Question to the Department for Environment, Food and Rural Affairs:

To ask the Secretary of State for Environment, Food and Rural Affairs, with reference to the Adaptation Committee’s recommendations on page 28 of the Climate Change Committee's report of June 2021 entitled, Progress in adapting to climate change: 2021 Report to Parliament, what plans his Department has to take steps to mitigate the effects on nature conservation of a two degrees Celsius warming scenario.


Answered by
Jo Churchill Portrait
Jo Churchill
Minister of State (Department for Work and Pensions)
This question was answered on 25th March 2022

Mitigating and adapting to climate change is essential if we are to meet our historic target to halt the decline of nature by 2030. The UK Climate Change Act 2008 requires the Government to prepare, on a five-yearly cycle, a UK Climate Change Risk Assessment (CCRA), followed by a National Adaptation Programme (NAP), setting out actions to address the risks identified in the CCRA.

The Climate Change Committee's Independent Assessment of UK Climate Risk offers a detailed and up to date insight into the growing risks and opportunities the UK and its natural environment faces from climate change, from terrestrial and freshwater habitats to soil health and natural carbon stores and to agriculture.
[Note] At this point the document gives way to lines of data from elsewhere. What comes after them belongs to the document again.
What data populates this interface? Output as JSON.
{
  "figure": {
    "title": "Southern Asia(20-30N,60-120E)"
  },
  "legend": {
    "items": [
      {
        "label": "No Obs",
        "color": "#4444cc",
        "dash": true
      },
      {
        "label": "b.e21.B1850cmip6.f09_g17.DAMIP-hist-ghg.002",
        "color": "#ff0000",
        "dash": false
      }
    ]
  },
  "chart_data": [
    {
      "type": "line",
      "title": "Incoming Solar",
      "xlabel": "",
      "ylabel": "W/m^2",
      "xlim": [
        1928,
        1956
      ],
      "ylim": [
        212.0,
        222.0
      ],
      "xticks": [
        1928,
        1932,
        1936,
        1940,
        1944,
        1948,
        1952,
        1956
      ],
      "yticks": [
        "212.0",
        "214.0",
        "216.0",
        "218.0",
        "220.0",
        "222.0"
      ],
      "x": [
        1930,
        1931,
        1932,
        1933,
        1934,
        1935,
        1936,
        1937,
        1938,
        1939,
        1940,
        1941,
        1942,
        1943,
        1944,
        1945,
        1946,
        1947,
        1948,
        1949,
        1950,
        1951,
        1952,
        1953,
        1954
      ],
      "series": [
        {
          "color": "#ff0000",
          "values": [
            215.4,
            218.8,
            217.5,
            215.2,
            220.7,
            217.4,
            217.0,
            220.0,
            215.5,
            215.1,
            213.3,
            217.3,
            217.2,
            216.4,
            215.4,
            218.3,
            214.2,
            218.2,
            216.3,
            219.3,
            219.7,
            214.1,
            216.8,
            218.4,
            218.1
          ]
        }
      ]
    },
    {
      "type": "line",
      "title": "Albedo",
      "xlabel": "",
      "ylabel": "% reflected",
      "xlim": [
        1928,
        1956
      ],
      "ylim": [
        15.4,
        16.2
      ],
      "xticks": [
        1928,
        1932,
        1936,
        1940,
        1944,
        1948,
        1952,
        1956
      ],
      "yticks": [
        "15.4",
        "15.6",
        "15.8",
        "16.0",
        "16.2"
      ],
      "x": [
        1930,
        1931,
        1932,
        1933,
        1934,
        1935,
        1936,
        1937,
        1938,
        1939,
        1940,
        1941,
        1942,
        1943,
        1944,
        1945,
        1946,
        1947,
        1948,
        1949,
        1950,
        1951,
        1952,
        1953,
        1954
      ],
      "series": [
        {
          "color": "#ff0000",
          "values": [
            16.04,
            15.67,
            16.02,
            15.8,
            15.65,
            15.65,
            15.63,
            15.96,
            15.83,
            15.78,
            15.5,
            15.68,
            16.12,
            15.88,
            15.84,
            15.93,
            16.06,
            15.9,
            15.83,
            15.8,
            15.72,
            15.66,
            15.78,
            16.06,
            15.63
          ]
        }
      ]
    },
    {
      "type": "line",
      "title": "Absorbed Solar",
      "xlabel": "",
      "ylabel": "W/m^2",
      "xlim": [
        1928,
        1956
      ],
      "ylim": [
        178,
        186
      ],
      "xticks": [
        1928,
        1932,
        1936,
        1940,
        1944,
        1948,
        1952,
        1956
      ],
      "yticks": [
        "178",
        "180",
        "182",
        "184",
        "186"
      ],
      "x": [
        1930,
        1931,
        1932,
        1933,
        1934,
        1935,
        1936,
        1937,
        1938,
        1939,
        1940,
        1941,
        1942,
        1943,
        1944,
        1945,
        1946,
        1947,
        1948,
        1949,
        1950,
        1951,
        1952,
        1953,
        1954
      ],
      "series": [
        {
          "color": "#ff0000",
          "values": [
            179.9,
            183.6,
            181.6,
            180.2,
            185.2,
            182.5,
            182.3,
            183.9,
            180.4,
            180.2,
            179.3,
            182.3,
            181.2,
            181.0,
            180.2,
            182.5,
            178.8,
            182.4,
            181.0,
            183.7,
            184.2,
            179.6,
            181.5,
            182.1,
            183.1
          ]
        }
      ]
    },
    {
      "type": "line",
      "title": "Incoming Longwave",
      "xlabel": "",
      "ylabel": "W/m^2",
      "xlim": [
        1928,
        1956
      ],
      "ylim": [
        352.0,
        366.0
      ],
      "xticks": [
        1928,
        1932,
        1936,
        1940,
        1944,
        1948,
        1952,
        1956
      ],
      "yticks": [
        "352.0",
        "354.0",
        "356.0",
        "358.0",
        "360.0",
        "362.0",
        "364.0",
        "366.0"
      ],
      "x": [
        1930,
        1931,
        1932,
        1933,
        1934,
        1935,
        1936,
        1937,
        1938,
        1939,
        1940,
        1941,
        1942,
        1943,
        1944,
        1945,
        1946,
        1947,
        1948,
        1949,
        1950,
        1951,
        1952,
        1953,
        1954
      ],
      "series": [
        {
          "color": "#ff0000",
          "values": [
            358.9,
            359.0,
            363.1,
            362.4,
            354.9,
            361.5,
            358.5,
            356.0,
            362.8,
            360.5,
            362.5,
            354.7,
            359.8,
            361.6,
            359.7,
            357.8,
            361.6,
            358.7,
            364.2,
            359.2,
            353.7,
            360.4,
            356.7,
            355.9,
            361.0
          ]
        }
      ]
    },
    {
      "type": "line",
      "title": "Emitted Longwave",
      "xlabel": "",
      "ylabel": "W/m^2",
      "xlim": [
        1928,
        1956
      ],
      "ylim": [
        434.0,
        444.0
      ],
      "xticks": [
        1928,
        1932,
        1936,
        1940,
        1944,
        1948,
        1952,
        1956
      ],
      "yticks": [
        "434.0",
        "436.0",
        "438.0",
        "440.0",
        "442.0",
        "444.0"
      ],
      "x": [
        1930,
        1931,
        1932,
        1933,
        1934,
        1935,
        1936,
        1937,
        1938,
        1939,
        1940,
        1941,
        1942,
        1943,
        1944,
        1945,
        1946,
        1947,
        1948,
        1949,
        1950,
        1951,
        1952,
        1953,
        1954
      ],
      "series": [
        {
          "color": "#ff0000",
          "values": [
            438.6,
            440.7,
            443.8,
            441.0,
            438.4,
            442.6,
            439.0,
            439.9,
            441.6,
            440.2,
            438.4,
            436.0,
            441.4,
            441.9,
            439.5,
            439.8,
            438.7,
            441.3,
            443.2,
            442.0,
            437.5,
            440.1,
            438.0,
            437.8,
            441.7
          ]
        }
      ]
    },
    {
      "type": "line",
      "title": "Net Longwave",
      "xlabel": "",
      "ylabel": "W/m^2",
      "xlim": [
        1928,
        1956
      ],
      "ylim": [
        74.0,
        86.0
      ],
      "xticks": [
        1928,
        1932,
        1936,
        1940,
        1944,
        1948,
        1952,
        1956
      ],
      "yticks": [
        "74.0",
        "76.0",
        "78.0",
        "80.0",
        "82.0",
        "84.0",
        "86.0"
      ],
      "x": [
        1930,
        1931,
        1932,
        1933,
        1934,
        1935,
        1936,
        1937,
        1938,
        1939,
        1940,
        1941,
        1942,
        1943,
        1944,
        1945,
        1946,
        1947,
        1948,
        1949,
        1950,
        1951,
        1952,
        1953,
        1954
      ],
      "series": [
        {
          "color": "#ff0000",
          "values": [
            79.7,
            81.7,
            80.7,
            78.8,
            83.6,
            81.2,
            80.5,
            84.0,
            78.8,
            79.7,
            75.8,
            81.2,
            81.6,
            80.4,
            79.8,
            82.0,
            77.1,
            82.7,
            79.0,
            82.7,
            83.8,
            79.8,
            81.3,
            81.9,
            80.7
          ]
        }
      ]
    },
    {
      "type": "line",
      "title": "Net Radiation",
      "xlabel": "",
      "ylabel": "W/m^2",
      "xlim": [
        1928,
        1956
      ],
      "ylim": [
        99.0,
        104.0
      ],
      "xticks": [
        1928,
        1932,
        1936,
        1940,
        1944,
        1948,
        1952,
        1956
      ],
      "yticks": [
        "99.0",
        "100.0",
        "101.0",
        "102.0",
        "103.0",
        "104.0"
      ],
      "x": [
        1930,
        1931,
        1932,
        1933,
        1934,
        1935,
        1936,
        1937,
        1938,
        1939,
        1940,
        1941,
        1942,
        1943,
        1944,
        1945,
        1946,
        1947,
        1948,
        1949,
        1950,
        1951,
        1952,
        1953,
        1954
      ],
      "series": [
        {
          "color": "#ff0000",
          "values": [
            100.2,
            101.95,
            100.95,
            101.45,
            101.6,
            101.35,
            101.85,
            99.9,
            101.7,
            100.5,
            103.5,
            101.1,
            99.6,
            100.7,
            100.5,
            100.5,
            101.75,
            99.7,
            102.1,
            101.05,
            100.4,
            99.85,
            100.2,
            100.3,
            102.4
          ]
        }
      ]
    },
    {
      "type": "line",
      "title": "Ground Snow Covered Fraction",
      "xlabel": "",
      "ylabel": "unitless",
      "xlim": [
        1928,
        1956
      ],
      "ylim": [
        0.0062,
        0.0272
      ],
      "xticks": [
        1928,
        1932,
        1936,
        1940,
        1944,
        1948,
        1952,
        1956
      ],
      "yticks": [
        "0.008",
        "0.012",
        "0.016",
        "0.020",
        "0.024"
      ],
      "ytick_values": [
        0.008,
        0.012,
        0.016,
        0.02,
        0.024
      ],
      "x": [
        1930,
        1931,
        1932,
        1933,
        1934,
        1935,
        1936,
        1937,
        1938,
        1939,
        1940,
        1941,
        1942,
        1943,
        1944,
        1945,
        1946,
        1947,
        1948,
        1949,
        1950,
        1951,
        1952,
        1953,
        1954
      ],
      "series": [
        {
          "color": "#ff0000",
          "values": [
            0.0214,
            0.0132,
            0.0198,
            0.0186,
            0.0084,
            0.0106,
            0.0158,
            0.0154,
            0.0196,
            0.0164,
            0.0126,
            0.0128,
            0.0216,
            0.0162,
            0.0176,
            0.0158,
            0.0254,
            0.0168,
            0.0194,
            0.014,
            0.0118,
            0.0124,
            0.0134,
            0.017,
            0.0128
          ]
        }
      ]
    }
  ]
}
This evidence has informed our third UK Climate Change Risk Assessment (CCRA3), which we laid in Parliament on 17 January 2022. The evidence will inform greater ambition and action on enhancing resilience to the impacts of climate change through the third NAP (NAP3) and highlight gaps where the government needs to go further. NAP3 will address the risks and opportunities for a 2ºC warming scenario, to build a more resilient country, with a focus on enhanced ambition, implementation and evaluation.

Restoring our natural habitats has a number of potential benefits for helping support the resilience of ecosystems to climate change. For example, improving the condition and diversity within, and connectivity between, our wildlife habitats will help species survive in their existing locations and allow them to move towards more suitable climates where necessary. This work is supported by policies such as the nature recovery network and Local Nature Recovery Strategies, as well as the policies set out in the England Peat and Trees Action Plans. We have also invested significant funding into nature, including over £750 million in the Nature for Climate Fund and £80 million through the Green Recovery Challenge Fund.

The environmental land management schemes will be key mechanisms for enhancing our natural landscape's resilience and its adaptive benefits to society, by rewarding farmers for their roles as environmental stewards and improving the resilience of their agri-businesses as well.